After initial hesitation and fighting the the LLMs, I slowly changed my mode from adversarial to "it's a useful tool". And now I find that I spend less time thinking about the low-level stuff (shared pointers, move semantics, etc. etc.) and more time thinking about the higher-level details. It's been a bit liberating, to be honest.
I like it now. It is a tool, use it like a tool. Don't think of "super intelligence", blah blah. Just use it as a tool.
> shared pointers, move semantics
Do you expect LLMs to get those ones right?
My experience using LLMs is similar to my experience working with a team of junior developers. And LLMs are valuable in a similar way.

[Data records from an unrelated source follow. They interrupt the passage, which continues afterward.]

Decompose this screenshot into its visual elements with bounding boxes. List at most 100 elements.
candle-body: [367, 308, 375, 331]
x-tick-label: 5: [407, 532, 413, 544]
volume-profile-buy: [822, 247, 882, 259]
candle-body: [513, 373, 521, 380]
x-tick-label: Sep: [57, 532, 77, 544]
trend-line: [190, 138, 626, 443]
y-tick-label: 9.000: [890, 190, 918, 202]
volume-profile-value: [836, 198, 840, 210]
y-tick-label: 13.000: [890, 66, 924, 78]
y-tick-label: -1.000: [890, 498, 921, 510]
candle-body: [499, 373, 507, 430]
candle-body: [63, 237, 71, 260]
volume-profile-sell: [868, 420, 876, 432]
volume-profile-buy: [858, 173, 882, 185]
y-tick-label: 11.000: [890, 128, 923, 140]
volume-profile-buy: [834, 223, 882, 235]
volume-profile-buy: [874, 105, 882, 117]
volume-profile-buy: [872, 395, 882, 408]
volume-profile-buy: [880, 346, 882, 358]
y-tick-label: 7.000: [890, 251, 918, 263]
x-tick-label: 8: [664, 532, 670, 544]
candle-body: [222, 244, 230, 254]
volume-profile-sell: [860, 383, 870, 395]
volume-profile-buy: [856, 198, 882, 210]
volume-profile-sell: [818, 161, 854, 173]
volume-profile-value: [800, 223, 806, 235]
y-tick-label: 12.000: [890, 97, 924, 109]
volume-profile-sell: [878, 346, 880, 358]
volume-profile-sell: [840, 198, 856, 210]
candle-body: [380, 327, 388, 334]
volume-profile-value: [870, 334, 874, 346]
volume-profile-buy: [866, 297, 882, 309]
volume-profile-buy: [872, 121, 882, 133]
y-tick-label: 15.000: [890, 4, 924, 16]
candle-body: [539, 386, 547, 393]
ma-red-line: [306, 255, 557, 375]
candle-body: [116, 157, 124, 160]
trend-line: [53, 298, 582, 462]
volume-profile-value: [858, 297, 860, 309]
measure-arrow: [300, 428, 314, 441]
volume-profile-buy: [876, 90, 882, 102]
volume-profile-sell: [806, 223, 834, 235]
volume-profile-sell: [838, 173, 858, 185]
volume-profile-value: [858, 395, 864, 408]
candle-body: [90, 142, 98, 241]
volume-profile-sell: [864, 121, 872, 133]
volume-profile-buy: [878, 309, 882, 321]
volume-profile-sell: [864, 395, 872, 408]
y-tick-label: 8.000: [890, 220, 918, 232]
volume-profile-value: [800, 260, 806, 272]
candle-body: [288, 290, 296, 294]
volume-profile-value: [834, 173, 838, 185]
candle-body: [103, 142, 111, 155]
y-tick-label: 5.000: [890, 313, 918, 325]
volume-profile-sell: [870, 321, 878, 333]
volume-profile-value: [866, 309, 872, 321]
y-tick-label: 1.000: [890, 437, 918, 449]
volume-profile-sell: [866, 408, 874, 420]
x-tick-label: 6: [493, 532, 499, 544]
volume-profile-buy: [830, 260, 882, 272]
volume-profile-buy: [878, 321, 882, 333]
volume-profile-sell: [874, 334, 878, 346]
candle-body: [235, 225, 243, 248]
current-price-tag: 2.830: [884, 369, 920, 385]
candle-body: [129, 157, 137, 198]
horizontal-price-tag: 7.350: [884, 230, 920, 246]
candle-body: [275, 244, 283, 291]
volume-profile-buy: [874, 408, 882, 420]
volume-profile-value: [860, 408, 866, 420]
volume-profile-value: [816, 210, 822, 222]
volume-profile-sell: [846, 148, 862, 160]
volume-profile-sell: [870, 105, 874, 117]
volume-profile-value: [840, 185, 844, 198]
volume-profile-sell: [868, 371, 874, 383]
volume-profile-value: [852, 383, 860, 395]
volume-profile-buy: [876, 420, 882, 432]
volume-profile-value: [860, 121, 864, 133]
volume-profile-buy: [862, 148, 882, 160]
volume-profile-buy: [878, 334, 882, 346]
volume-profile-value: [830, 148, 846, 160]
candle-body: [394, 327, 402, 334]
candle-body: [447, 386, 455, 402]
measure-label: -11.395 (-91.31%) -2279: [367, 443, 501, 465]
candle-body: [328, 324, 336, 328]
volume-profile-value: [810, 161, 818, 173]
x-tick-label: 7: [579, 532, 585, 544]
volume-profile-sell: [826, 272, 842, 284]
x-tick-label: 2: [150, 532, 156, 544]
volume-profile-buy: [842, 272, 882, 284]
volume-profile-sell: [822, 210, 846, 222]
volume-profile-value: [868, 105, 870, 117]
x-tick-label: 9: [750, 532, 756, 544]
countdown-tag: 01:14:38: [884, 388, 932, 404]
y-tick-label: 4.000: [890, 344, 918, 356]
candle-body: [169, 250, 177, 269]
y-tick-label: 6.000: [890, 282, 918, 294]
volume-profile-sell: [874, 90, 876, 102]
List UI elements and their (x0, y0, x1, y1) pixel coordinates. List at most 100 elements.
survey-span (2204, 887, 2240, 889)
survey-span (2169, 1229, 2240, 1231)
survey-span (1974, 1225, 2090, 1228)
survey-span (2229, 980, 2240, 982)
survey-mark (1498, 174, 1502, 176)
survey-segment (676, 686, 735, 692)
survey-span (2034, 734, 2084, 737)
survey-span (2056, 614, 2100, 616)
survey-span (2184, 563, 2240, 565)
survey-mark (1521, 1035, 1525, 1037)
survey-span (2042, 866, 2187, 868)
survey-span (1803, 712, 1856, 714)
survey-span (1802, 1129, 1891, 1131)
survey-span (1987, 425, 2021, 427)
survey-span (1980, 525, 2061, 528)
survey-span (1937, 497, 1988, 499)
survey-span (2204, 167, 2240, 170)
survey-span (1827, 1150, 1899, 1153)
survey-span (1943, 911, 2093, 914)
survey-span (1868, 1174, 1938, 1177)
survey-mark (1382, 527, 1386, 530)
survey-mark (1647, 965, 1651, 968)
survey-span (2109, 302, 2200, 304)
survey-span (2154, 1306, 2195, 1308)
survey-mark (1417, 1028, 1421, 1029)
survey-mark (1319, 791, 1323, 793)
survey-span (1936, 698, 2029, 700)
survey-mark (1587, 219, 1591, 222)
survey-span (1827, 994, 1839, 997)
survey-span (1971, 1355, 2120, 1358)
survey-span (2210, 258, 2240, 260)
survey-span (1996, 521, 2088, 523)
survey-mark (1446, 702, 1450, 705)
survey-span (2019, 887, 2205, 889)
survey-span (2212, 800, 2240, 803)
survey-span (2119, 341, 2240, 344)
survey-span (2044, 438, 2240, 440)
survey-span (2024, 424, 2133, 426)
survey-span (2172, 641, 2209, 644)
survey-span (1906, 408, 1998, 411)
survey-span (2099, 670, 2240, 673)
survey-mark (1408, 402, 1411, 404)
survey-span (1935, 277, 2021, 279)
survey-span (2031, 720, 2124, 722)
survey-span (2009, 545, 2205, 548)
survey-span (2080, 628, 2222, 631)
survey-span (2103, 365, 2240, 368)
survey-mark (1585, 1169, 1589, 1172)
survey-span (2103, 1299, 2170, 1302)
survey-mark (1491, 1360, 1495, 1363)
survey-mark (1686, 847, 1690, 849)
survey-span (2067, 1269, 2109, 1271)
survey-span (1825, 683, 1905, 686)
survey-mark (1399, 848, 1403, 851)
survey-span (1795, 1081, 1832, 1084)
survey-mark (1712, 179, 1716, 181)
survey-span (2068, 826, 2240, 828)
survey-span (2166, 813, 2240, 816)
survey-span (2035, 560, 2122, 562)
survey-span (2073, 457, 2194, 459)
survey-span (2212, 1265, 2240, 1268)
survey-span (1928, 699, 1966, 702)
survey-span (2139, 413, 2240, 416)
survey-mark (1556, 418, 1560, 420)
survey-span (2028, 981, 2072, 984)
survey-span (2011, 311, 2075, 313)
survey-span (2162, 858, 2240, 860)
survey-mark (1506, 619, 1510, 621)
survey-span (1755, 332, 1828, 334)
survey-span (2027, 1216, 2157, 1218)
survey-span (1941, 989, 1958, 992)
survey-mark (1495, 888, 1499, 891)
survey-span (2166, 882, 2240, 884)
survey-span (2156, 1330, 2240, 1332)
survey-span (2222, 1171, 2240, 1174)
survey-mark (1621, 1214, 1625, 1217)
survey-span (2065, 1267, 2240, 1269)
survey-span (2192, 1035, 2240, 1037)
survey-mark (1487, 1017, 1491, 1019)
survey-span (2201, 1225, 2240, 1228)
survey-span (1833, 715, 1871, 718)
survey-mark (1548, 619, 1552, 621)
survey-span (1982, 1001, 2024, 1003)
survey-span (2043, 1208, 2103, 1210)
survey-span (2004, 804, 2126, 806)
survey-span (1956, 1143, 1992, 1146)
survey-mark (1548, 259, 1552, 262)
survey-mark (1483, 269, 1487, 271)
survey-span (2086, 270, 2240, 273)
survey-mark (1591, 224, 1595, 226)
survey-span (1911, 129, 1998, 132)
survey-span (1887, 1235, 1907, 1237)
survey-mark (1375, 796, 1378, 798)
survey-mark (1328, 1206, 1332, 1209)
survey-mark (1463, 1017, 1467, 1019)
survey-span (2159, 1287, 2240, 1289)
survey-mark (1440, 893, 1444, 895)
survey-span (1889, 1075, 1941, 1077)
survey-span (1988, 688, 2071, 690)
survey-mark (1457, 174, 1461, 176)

There are many problems where the solution would take me a few hours to derive from scratch myself, but looking at a solution and deciding “this is correct” or “this is incorrect” takes a few minutes or seconds.
So I don’t expect the junior or the LLM to produce a correct result every time, but it’s quick to verify the solution and provide feedback, thus I have saved time to think about more challenging problems where my experience and domain knowledge is more valuable.
Oh, let's check how good you are at spotting security issues... Or plain old bugs.
"It's easy to decide if a solution is correct or not." Yeah right. So you have metrics for it?
2 replies →
Doesn’t seem to struggle in my experience.